Le porte-avions Charles de Gaulle a accosté ce samedi 11 juillet à Toulon, marquant la fin d'une mission de près de six mois.
À Toulon, les membres de l'équipage sont accueillis par une haie d'honneur tandis que les derniers Rafales décollent du Charles de Gaulle. Ce 11 juillet 2026, après la mission « La Fayette 26 » qui l'a mené des côtes de l'Atlantique Nord jusqu'au détroit d'Ormuz, le porte-avions retrouve son port d'attache.
Le départ a eu lieu le 27 janvier, et durant son déploiement, le Charles de Gaulle a été un acteur clé de l'exercice militaire Orion, impliquant plus de 12 500 soldats, avant de s'aventurer en mer Baltique pour des sessions d'entraînement liées à la sécurité arctique.

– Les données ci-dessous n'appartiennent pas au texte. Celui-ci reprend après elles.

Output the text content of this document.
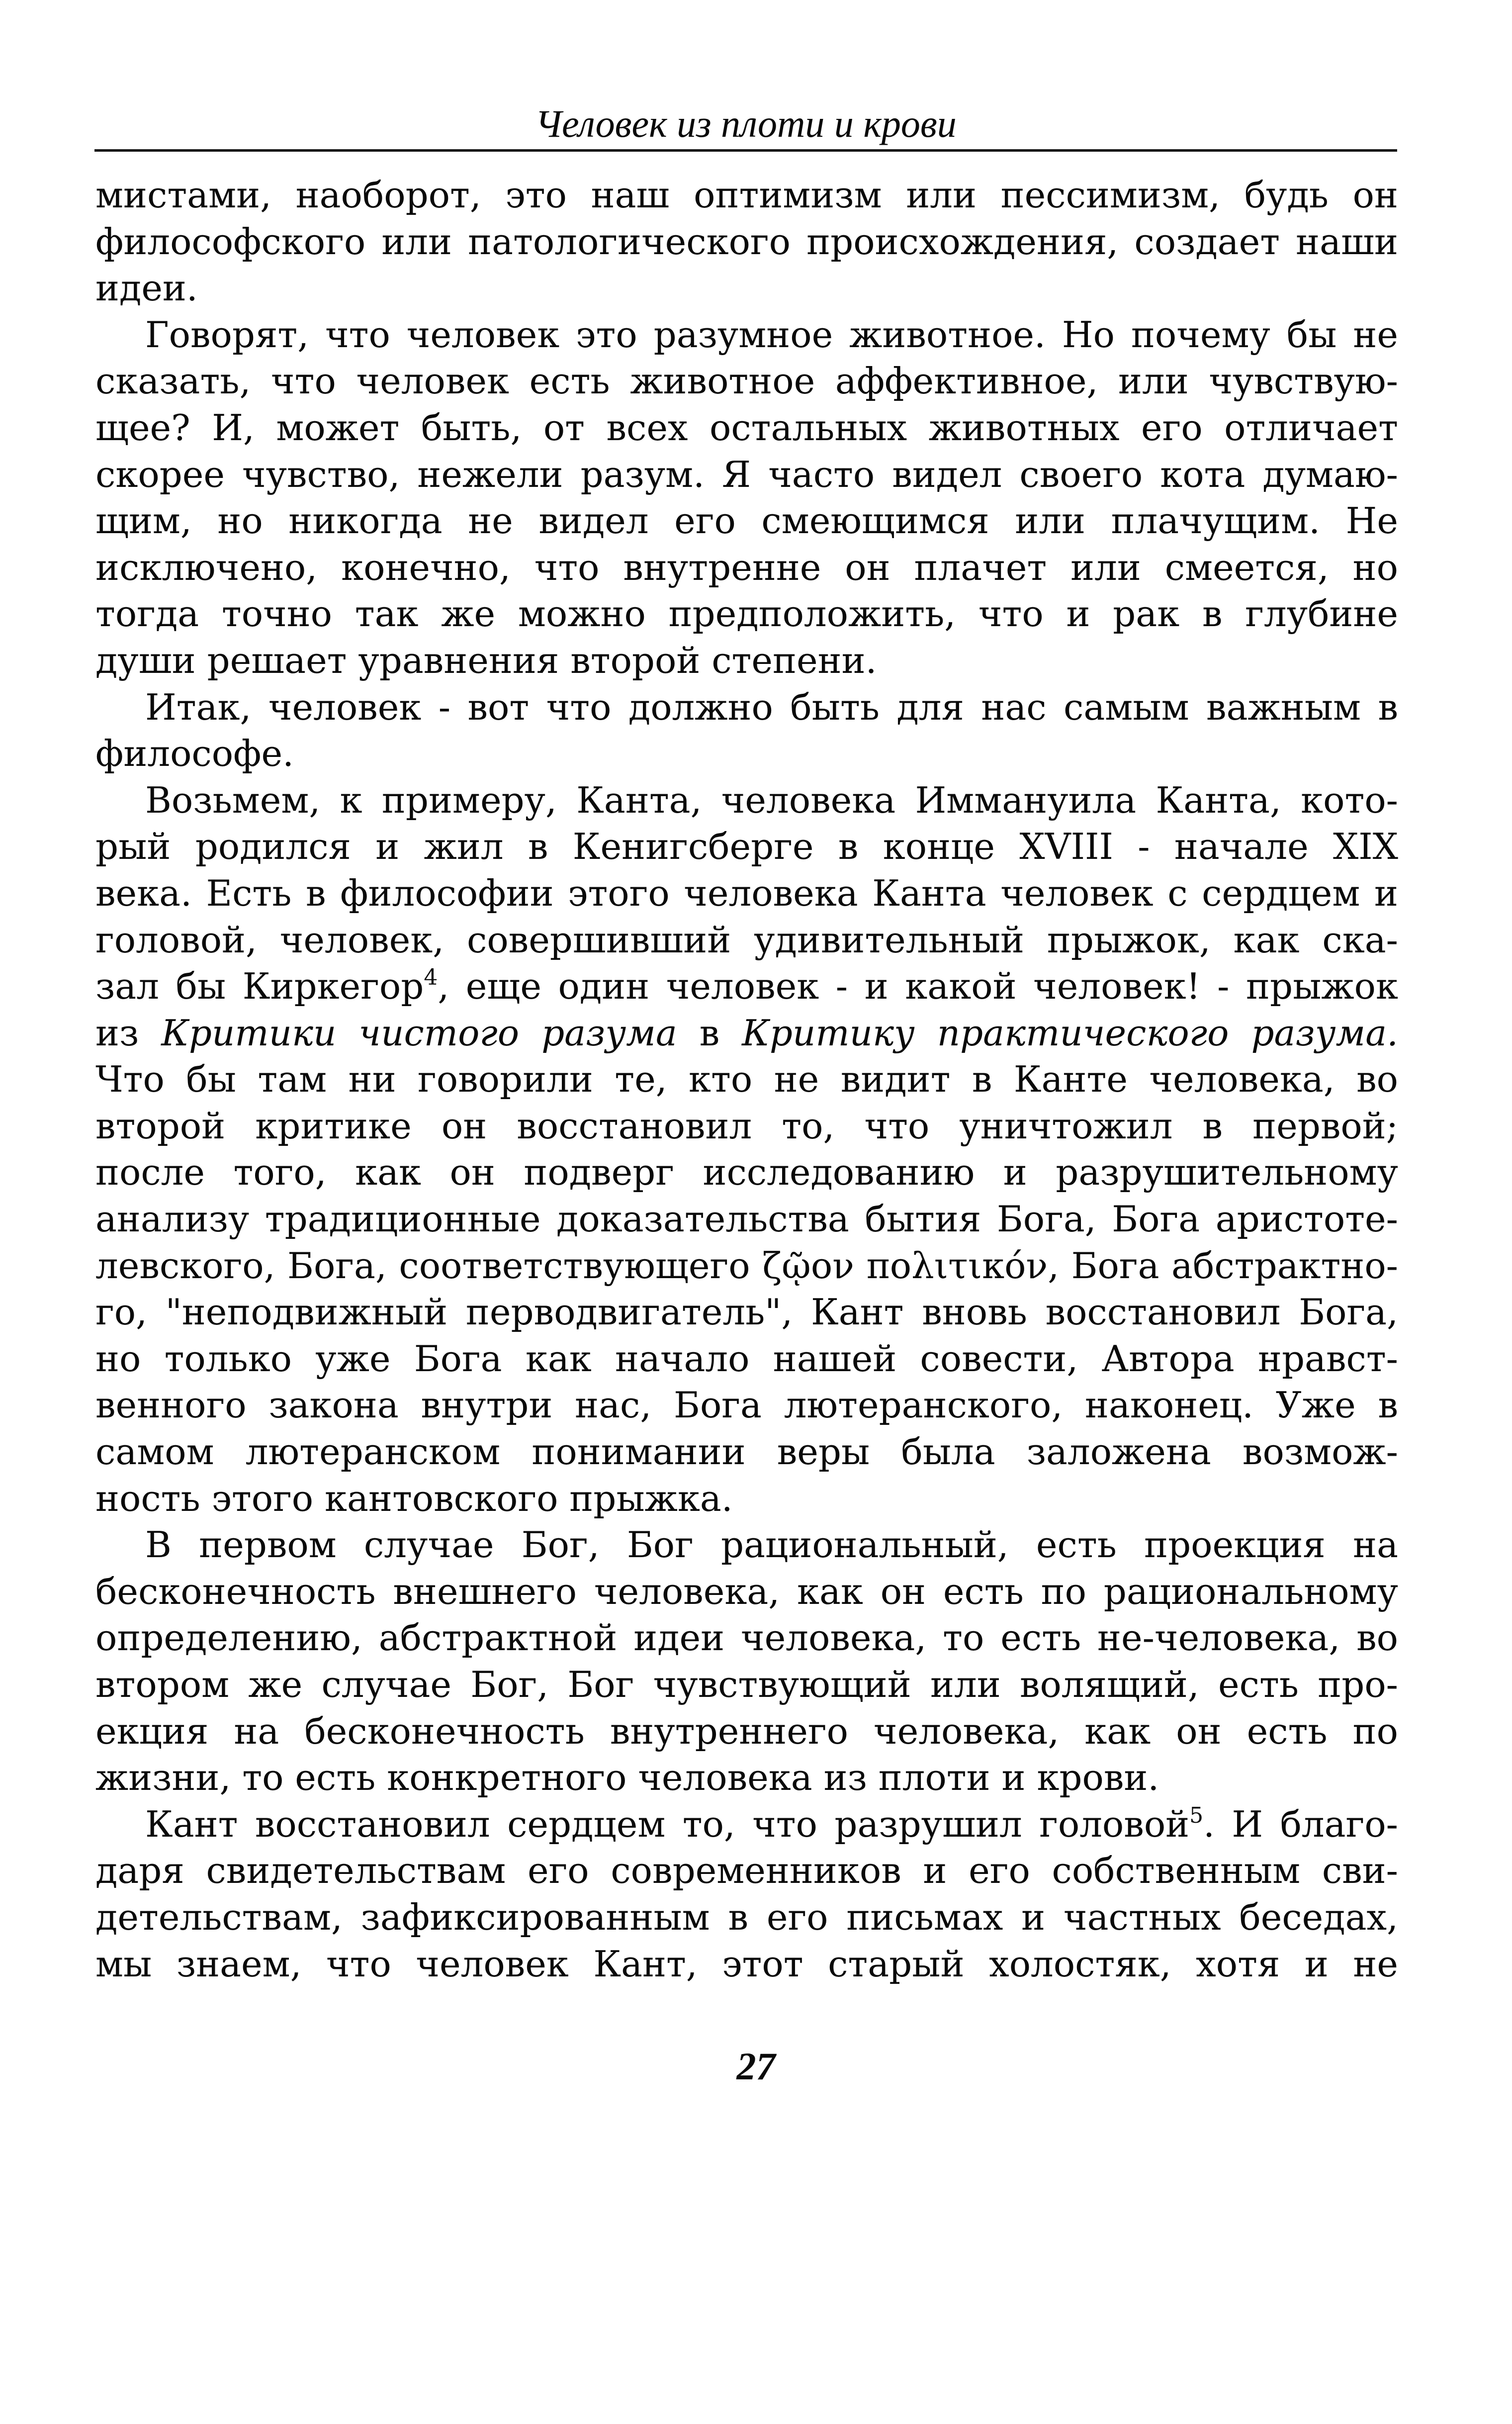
Человек из плоти и крови
мистами, наоборот, это наш оптимизм или пессимизм, будь он
философского или патологического происхождения, создает наши
идеи.
Говорят, что человек это разумное животное. Но почему бы не
сказать, что человек есть животное аффективное, или чувствую-
щее? И, может быть, от всех остальных животных его отличает
скорее чувство, нежели разум. Я часто видел своего кота думаю-
щим, но никогда не видел его смеющимся или плачущим. Не
исключено, конечно, что внутренне он плачет или смеется, но
тогда точно так же можно предположить, что и рак в глубине
души решает уравнения второй степени.
Итак, человек - вот что должно быть для нас самым важным в
философе.
Возьмем, к примеру, Канта, человека Иммануила Канта, кото-
рый родился и жил в Кенигсберге в конце XVIII - начале XIX
века. Есть в философии этого человека Канта человек с сердцем и
головой, человек, совершивший удивительный прыжок, как ска-
зал бы Киркегор$^4$, еще один человек - и какой человек! - прыжок
из Критики чистого разума в Критику практического разума.
Что бы там ни говорили те, кто не видит в Канте человека, во
второй критике он восстановил то, что уничтожил в первой;
после того, как он подверг исследованию и разрушительному
анализу традиционные доказательства бытия Бога, Бога аристоте-
левского, Бога, соответствующего ζῷον πολιτικόν, Бога абстрактно-
го, "неподвижный перводвигатель", Кант вновь восстановил Бога,
но только уже Бога как начало нашей совести, Автора нравст-
венного закона внутри нас, Бога лютеранского, наконец. Уже в
самом лютеранском понимании веры была заложена возмож-
ность этого кантовского прыжка.
В первом случае Бог, Бог рациональный, есть проекция на
бесконечность внешнего человека, как он есть по рациональному
определению, абстрактной идеи человека, то есть не-человека, во
втором же случае Бог, Бог чувствующий или волящий, есть про-
екция на бесконечность внутреннего человека, как он есть по
жизни, то есть конкретного человека из плоти и крови.
Кант восстановил сердцем то, что разрушил головой$^5$. И благо-
даря свидетельствам его современников и его собственным сви-
детельствам, зафиксированным в его письмах и частных беседах,
мы знаем, что человек Кант, этот старый холостяк, хотя и не
27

Une mission prolongée par les tensions géopolitiques
Initialement prévu pour revenir fin mai, la mission a été prolongée en raison de la guerre entre les États-Unis, Israël et l'Iran, déclenchée en mars 2026, ce qui a nécessité un repositionnement rapide vers la Méditerranée orientale. Chypre a notamment été ciblée par des drones iraniens.
La nécessité de sécuriser le détroit d'Ormuz a contraint le groupe aéronaval à se déplacer vers le Golfe d'Oman. En mai, il a franchi le canal de Suez pour soutenir des initiatives diplomatiques sans s'engager dans les opérations américaines.
« La diplomatie navale prend tout son sens ici, car notre présence modifie les équations locales », a commenté le contre-amiral de Possesse, soulignant l'importance stratégique de cette mission.
Des conditions éprouvantes pour l'équipage
« On sait quand on part, mais jamais quand on rentre », a déclaré le capitaine de vaisseau Thomas Puga, évoquant les défis émotionnels et physiques de la mission. Le second maître Oriana a partagé ses expériences, notant que « le froid se gère », alors que la chaleur a été particulièrement éprouvante.
Durant ces six mois, 3 400 atterrissages ont été réalisés, tandis que l'équipage veillait à la sécurité maritime dans le détroit d'Ormuz.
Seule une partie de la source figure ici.